On the question of using solid electrodes in the electrolysis of cryolite-alumina melts. Part 2. The mechanism of passivation and conditions of stable electrolysis

The aim was to investigate the mechanism of passivation of polycrystalline cathodes and to justify experimentally the possibility of stable electrolysis when using solid electrodes. Under laboratory conditions, the mechanism of electrode passivation and the conditions for stable electrolysis were experimentally studied. To this end, the methods of X-ray phase analysis and electron-microscopic examination of the spent electrodes were employed. A study of the electrolysis of cryolite-alumina melts showed that, in the presence of surface micro- and microdefects on a solid cathode, a precipitate consisting of impurities and electrolyte components was gradually formed. Under the selected experimental conditions, the surface of carbon cathodes was passivated with a dense double-layer precipitate of CaB6 and electrolyte components. Using the example of a carbon cathode containing both metallic titanium and titanium oxides, a method for eliminating surface microdefects is presented. This method consists in electrochemical borating of a carbon-titanium cathode. The conducted spectral electron microscopic and energy-dispersive analysis found that, during a 45-hour laboratory experiment at 980 °C and under a current density of 0.7 A/cm2, the inhomogeneous surface of the cathode was homogenized with a titanium diboride layer. At stable electrolysis parameters, an aluminum layer is electrodeposited on the cathode. A complex analysis of the electrolysis conditions, the appearance of the initial and spent carbon cathodes, and the data of analytical studies confirmed that micro- and macrodefects of the electrode cause the formation of a dense layer of deposits on the cathode. The established mechanism of passivation of a carbon cathode as a polycrystalline product can be applied to all composite electrodes, including those based on titanium diboride. A logical condition for the practical application of solid cathodes is the development of an electrolysis process with continuous surface reconditioning to decrease the chemical inhomogeneity and microdefects of the surface across the entire technological sequence.

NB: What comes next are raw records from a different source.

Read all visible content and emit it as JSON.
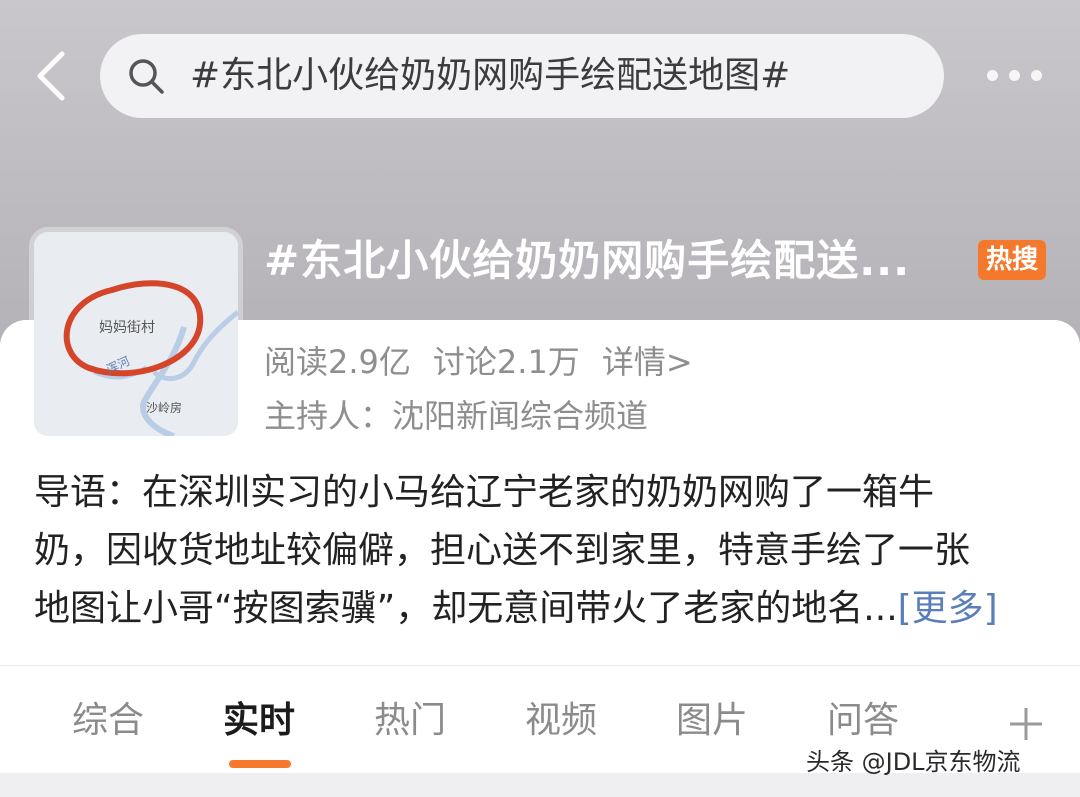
{
  "search": {
    "query": "#东北小伙给奶奶网购手绘配送地图#"
  },
  "topic": {
    "title": "#东北小伙给奶奶网购手绘配送...",
    "badge": "热搜",
    "badge_color": "#f5792c",
    "reads": "阅读2.9亿",
    "discussions": "讨论2.1万",
    "details_link": "详情>",
    "host": "主持人：沈阳新闻综合频道",
    "thumbnail": {
      "labels": [
        "妈妈街村",
        "浑河",
        "沙岭房"
      ]
    }
  },
  "intro": {
    "lines": [
      "导语：在深圳实习的小马给辽宁老家的奶奶网购了一箱牛",
      "奶，因收货地址较偏僻，担心送不到家里，特意手绘了一张",
      "地图让小哥“按图索骥”，却无意间带火了老家的地名..."
    ],
    "more": "[更多]"
  },
  "tabs": {
    "items": [
      {
        "label": "综合"
      },
      {
        "label": "实时"
      },
      {
        "label": "热门"
      },
      {
        "label": "视频"
      },
      {
        "label": "图片"
      },
      {
        "label": "问答"
      }
    ],
    "active": "实时",
    "accent": "#f5792c"
  },
  "watermark": "头条 @JDL京东物流",
  "icons": [
    "back-icon",
    "search-icon",
    "more-icon",
    "plus-icon"
  ]
}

On the question of using solid electrodes in the electrolysis of cryolite-alumina melts. Part 1.

This article is aimed at identifying issues associated with the use of solid cathodes in the electrolysis of cryolitealumina melts in order to determine conditions for their practical application. The contemporary technology of using solid anodes and cathodes is reviewed from its inception to the present time. The problems of stable electrolysis are discussed, such as effects of the electrode surface on the technological process. It is shown that all attempts undertaken over the recent 100 years to use solid electrodes, both reactive and inert, have been challenged with the emergence of electrolysis instability, formation of precipitates of varying intensity on the electrodes and impossibility of maintaining a prolonged process at current densities of above 0.4–0.5 A/cm2. Information is provided on the attempts to use purified electrolyte components with different ratios, metal-like and ceramic electrodes with a high purity and a smooth surface in order to approach real industrial conditions. However, to the best of our current knowledge, these experiments have not found commercial application. The authors believe that the most probable reason for the decreased current efficiency and passivation of solid electrodes consists in the chemical inhomogeneity and micro-defects of the bulk and surface structure of polycrystalline cathodes and anodes. It was the physical inhomogeneity of carbon electrodes that directed the development of the nascent electrolytic production of aluminium towards the use of electrolytic cells with a horizontal arrangement of electrodes and liquid aluminium as a cathode. This reason is assumed to limit the progress of electrolytic aluminium production based on the use of inert anodes and wettable cathodes in the designs of new generation electrolytic cells implying vertically arranged drained cathodes. The theoretical and experimental examination of this assumption will be presented in the following parts of the article.